Il y a ensuite cette situation de fin du monde, de fin d’un monde, cette posture de dernier des Mohicans, de derniers représentants d’une espèce en voie d’extinction, avec cette certitude qu’après eux cet ancien monde aura définitivement vécu. Comment peut-on imaginer la douleur de se sentir le dernier représentant de quelque chose, le dernier porteur d’une chandelle qui, après être passée de générations en générations, s’éteindra avec soi ? Le drame de ne pas seulement mourir pour soi-même, mais d’emporter avec soi toute une histoire, une lignée, un espoir, une pensée, de ne pas seulement se regarder disparaître, mais de porter au surplus la culpabilité de l’échec de la transmission ? Comment se poser en juge devant les réaménagements mentaux et comportementaux qui se mettent alors en place ? Et pourtant, comment ne pas voir comme une folie dans un tel contexte la naissance d’une haine à l’intérieur de soi-même, de son propre corps, contre son semblable, son dernier semblable ? On ne comprend plus, ou du moins on n’ose plus comprendre, comment la tentation de la haine l’emporte sur celle de la survie : et si c’était justement elle qui permettait la survie ?

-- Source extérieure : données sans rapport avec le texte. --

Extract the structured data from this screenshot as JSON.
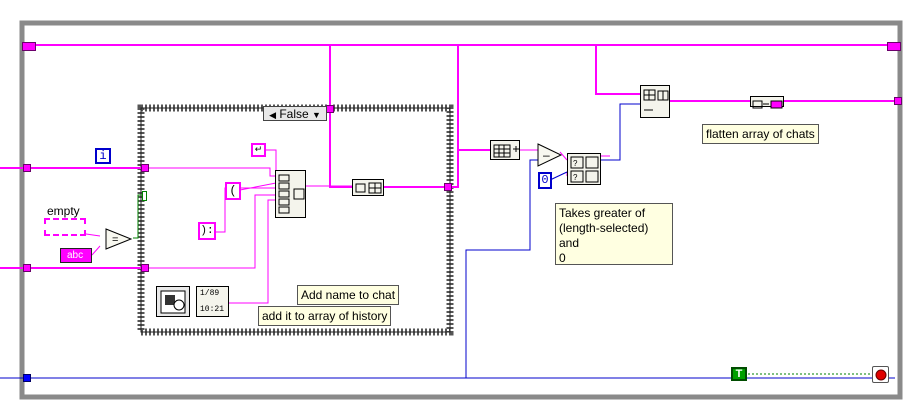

Car ce qui frappe chez ces deux hommes, c’est d’abord la volonté, l’énergie. L’énergie qu’ils mettent à s’affronter, à s’insulter, à se honnir. L’énergie que chacun met à tenter de conquérir l’attention de Dan, sa compréhension, son aval, et à se rattacher à une forme de tradition, de culture. Le vieux récite ses prières à voix basse, le jeune les chante presque à tue-tête ; le vieux abat un poulet, le jeune en tue un plein tonneau ; le rite est sobre, presque silencieux chez le vieux, le jeune s’étend à n’en plus finir sur sa compétence d’abattage acquise auprès d’un rabbin de Tachkent ; le vieux présente le boulanger local comme son ami, le jeune appelle pour lui l’imam de la mosquée ; le vieux fait visiter à Dan l’ancienne salle de prière de la synagogue dont il détient les clefs, le jeune l’accueille dans sa cuisine. Mais chacun, en miroir, regarde en l’autre ce qu’il pourrait être, ce qu’il est tenté d’être et ce qu’il se refuse de devenir tout en même temps. Il y a comme une unité dans cette synagogue en ébullition qu’on pourrait voir comme un être vivant et dont l’esprit qui l’habite présenterait simultanément deux aspects, deux tendances, deux faces, qui ne se retrouveraient que lors de certaines crises extrêmes : la visite d’un fils, la mort.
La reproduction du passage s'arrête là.